Architecture After Architecture Research Project

Research Grant developed by Tatjana Schneider and Jeremy Till

Summary text submitted as part of successful grant application to AHRC/DFG

'Architecture after Architecture' investigates the way that the architectural profession, and other practitioners working in the field of the built environment, might operate in the face of the climate emergency. Living with climate emergency demands systemic change to our economies, behaviours and social structures - all of which have profound implications for approaches to our built environment. Where most research concerning architecture and the environment concentrates on technical and material responses, mainly relating to carbon reduction, this project looks at the cultural and economic contexts of the climate emergency, and the implications these have for spatial practice (a term that designates multiple ways of operating in the production of the built and natural environment). It investigates in particular the urgent need to reconsider assumptions of growth, extraction and progress on which orthodox economics is based - and which the modern project of architecture both signaled and was founded on. The aim of the project is to investigate what happens to architecture after some of those principles are challenged by the demands arising from the climate emergency.

 

The 'Architecture after Architecture' project is led by a UK-German team of architects and academics based in Central Saint Martins (University of the Arts London) and the Technische Universität Braunschweig, collaborating internationally with economists, sociologists, designers, artists, writers and journalists to imagine the future of spatial practices.
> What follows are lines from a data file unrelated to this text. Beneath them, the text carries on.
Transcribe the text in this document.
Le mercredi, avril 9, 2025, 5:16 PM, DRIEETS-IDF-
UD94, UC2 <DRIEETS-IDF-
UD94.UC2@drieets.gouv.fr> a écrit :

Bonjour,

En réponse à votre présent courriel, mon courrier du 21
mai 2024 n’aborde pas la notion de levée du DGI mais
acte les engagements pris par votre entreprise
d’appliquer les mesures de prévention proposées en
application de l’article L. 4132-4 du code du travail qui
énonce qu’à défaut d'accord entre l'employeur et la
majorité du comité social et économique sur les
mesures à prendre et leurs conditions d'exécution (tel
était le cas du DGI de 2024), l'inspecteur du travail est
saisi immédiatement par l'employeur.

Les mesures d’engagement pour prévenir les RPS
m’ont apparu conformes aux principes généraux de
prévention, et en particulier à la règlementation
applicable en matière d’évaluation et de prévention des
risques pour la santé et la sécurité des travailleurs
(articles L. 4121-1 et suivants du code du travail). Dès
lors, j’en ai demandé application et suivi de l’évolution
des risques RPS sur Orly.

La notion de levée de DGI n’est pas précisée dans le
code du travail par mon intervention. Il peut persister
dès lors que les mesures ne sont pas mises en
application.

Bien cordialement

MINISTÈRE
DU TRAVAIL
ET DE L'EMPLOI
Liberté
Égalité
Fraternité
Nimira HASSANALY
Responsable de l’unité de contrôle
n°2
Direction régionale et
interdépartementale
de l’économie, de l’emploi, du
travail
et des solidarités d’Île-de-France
It starts with cultural, economic and political discourses around the climate emergency as they relate to spatial practice. It will also gather evidence from contemporary spatial practice to analyse approaches that might be relevant to facing it. Because climate impacts on wider societal contexts, the project will also explore non-spatial conditions, such as those outlined in the various versions of the Green New Deal (GND). The final stage of the project takes these analyses, and projects future scenarios into which new forms of spatial practice are placed. It asks the questions: What are the spatial implications of the systemic changes arising from the climate emergency, and what role may architects and spatial agents play in the envisioning and co-design of these spatial conditions?

 

The primary objective of the project is to develop scenarios for new forms of spatial practice in the context of the climate emergency. These will have broad relevance to architects and other professionals (planners, geographers, policy makers) working in spatial production, built, natural and social. It will achieve this through employing innovative methods of research, including through scenario-building workshops with multi-disciplinary groups. It will also build an open-access database of 100 international examples of how practitioners are using various approaches in the face of the climate emergency.